Reputation: 35349
I want to get a manager and a list of employees that work for that manager in the same query, as such:
record 1: manager.name, manager.title
record 2: employee.name, employee.title
record 3: employee.name, employee.title
record 4: employee.name, employee.title
The information is all stored in the same table. I tried the following query, but it gives me a syntax error "1064":
SELECT employees.id, employees.name, employees.title, employees.managerId, managers.id, managers.title, managers.name
FROM employees
FULL OUTER JOIN employees AS managers ON employees.id = managers.managerId
WHERE employees.id = '1'
Now I know this will work if I use left join
but that doesn't seem efficient. The manager's name gets listed for each single employee row. I want it to be null. I know the manager's name already because it was the first record I asked for.

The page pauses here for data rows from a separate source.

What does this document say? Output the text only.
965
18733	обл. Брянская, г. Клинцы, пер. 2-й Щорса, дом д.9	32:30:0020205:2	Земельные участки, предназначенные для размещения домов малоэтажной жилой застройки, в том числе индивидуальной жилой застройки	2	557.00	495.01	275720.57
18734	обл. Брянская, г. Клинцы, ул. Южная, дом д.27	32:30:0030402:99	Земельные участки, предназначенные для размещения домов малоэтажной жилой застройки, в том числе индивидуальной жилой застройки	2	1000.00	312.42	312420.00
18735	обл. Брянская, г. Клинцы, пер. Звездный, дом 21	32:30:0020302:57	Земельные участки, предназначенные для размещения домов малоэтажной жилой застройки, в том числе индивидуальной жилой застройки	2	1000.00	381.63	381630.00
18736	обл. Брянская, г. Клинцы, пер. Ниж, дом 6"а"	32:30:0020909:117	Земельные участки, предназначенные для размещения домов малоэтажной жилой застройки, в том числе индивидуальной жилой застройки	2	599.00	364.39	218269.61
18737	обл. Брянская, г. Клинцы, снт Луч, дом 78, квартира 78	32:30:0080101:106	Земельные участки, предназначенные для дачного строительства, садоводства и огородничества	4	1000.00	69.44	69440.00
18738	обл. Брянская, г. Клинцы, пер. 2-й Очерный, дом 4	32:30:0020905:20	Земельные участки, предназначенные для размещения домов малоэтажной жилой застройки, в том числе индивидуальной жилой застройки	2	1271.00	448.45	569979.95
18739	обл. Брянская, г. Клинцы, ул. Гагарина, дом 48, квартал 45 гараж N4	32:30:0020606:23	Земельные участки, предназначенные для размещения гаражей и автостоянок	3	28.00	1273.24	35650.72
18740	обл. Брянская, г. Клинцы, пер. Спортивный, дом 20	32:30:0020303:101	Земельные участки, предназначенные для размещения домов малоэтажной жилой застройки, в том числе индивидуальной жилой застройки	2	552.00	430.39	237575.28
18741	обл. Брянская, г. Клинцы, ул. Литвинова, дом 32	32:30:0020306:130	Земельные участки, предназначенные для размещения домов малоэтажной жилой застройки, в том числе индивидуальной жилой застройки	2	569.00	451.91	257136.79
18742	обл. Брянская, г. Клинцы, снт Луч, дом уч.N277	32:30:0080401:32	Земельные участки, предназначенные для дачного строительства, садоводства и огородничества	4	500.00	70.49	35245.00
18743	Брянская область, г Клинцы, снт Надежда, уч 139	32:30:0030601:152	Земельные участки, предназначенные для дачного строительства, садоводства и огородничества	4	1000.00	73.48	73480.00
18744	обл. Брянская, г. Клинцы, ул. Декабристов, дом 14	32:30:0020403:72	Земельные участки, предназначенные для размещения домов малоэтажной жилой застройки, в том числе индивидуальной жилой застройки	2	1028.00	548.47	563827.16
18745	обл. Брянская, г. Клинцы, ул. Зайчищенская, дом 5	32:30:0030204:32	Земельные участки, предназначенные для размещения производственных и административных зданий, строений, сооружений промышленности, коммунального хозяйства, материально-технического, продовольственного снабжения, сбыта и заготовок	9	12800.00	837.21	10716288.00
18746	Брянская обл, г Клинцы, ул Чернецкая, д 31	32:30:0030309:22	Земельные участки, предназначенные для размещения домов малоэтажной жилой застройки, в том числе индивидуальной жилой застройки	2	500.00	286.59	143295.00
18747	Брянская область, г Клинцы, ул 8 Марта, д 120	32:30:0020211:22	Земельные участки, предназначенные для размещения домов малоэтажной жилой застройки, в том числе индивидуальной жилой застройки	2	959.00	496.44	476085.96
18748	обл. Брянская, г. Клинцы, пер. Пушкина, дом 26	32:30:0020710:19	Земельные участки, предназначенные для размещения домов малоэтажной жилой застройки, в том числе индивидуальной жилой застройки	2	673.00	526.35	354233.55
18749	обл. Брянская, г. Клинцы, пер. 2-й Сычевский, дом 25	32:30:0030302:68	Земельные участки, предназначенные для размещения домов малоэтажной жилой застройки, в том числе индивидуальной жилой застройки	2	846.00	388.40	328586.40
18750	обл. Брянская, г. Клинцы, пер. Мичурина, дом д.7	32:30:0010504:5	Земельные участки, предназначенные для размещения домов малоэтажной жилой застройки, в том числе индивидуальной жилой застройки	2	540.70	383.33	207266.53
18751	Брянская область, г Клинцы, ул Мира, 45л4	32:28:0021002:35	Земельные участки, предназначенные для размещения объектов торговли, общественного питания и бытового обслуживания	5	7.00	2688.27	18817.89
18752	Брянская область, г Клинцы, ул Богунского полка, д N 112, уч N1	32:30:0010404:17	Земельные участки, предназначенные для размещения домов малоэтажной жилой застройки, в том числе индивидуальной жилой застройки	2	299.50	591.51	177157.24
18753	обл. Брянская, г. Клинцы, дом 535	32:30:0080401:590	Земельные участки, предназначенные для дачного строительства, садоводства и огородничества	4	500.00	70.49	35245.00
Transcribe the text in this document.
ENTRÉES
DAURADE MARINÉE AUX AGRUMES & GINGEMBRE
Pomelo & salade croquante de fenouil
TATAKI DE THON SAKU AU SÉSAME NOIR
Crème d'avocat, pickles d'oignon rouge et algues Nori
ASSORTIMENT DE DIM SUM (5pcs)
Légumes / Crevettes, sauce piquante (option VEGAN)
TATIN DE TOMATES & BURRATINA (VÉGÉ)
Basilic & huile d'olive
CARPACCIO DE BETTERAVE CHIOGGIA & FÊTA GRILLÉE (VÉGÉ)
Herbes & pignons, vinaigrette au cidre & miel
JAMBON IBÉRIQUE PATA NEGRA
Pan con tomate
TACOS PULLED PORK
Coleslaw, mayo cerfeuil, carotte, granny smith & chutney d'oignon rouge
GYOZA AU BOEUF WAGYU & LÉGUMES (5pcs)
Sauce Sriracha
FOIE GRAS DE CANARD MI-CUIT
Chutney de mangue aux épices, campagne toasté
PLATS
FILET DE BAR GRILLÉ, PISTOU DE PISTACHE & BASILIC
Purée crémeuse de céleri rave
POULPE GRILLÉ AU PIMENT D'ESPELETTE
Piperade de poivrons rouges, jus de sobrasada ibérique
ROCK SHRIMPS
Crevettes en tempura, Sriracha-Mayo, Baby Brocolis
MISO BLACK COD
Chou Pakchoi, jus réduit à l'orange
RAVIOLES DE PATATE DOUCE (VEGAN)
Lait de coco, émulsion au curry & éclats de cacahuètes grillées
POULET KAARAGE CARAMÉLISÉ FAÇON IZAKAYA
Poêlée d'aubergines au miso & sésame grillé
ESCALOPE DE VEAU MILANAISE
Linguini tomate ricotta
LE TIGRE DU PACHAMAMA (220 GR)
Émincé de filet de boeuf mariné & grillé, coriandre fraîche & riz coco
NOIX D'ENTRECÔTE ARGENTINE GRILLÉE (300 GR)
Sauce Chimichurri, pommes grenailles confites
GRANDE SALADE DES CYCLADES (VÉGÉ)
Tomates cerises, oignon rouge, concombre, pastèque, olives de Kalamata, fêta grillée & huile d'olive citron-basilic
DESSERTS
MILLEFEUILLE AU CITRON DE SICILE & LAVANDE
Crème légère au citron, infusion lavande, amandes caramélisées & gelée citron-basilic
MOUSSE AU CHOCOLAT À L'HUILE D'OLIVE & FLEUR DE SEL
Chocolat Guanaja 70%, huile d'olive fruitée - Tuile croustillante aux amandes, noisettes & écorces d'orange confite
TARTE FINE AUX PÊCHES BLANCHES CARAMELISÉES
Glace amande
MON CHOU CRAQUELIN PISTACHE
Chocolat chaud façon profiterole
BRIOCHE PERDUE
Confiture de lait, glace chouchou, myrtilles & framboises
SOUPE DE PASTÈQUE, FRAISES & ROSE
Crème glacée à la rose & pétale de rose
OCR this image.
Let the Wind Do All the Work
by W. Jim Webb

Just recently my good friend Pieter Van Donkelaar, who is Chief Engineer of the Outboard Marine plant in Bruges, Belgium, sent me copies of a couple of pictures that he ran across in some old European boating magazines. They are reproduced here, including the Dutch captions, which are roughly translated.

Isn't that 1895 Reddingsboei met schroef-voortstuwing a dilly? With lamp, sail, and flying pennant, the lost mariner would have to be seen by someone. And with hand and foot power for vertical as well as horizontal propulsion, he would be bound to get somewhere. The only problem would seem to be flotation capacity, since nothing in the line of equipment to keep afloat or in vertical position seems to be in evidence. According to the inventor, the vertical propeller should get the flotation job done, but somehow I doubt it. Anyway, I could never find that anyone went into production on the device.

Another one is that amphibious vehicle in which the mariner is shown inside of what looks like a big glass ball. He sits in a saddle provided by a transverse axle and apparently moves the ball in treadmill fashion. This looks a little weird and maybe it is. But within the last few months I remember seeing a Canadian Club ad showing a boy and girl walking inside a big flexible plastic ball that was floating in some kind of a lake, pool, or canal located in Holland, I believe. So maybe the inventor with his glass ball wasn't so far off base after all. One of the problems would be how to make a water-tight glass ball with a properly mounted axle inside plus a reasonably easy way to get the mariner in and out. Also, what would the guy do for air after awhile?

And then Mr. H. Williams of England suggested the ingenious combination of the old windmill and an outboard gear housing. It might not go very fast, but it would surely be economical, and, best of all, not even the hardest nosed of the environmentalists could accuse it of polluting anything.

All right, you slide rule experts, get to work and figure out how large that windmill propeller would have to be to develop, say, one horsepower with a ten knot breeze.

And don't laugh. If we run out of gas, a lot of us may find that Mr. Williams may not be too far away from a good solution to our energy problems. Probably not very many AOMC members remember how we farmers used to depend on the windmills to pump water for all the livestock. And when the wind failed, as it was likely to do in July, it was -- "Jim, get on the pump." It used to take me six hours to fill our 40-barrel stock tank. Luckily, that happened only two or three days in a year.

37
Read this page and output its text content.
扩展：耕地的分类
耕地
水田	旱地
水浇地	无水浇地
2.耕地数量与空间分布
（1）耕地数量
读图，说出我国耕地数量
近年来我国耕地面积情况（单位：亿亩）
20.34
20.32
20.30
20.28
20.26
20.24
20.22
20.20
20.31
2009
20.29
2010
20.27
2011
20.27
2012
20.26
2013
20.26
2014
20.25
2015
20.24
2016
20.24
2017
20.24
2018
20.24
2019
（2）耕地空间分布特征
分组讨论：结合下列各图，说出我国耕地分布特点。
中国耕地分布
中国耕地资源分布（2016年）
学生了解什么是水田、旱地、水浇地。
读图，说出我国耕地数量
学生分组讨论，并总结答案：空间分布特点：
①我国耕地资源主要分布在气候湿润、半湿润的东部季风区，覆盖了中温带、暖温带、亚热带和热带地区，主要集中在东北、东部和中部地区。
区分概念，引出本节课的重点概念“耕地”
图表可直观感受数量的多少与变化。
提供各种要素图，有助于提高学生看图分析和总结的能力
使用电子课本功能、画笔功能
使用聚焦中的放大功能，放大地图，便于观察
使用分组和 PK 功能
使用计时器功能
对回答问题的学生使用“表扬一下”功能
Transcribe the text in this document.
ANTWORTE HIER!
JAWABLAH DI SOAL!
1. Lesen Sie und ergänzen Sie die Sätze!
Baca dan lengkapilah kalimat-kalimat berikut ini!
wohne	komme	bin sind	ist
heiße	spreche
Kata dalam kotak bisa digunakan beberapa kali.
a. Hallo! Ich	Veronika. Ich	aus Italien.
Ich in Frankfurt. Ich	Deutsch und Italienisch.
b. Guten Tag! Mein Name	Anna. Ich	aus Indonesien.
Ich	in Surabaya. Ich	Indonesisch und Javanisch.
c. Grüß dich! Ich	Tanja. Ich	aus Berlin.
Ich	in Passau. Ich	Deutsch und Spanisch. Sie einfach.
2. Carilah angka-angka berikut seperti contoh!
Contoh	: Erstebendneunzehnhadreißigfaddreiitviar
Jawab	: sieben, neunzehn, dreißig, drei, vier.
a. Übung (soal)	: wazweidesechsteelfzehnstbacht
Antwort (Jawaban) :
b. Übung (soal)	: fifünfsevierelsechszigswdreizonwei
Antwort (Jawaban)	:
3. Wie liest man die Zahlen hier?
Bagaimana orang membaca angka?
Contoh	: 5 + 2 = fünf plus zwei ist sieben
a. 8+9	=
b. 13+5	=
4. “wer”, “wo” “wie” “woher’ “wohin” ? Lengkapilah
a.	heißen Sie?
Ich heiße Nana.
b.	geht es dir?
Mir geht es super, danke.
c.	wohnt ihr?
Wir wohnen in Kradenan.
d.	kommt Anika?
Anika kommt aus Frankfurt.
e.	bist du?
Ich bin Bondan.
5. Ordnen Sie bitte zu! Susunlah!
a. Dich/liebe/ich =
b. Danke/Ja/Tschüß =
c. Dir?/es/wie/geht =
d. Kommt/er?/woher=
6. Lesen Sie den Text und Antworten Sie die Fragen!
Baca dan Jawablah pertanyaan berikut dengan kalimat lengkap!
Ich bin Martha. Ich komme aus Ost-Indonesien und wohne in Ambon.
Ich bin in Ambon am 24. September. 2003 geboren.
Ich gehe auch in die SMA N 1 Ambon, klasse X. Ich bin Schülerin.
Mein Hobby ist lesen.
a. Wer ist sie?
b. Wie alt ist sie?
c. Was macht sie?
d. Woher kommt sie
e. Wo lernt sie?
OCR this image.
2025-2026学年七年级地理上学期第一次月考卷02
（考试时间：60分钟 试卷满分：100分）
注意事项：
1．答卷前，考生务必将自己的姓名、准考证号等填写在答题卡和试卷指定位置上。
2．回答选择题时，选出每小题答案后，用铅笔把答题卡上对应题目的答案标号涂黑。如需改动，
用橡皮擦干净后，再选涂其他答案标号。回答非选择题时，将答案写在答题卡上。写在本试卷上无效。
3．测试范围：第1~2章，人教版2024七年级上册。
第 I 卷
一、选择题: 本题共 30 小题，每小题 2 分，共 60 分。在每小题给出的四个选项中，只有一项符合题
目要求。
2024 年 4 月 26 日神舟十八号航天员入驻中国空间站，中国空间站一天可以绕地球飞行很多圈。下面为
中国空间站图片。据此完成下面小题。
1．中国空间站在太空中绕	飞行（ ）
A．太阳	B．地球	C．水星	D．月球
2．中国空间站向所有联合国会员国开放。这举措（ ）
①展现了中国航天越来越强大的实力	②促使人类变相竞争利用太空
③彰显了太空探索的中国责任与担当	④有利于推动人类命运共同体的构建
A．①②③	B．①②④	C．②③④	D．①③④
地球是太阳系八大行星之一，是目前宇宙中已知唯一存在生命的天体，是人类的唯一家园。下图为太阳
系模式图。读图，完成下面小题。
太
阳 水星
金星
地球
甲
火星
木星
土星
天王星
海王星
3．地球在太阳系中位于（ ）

Any ideas where I'm going wrong?
Upvotes: 0
Views: 95
Reputation: 17735
Use a union:
SELECT id, name, title FROM employees WHERE id = 1
UNION
SELECT id, name, title FROM employees WHERE managerId = 1
The first row is your manager, the others are his employees.
Upvotes: 2
Reputation: 16120
Why not just
SELECT employees.id, employees.name, employees.title
WHERE employees.id = [manager ID]
OR employees.managerId = [manager ID]
?
That should produce the expected results you stated.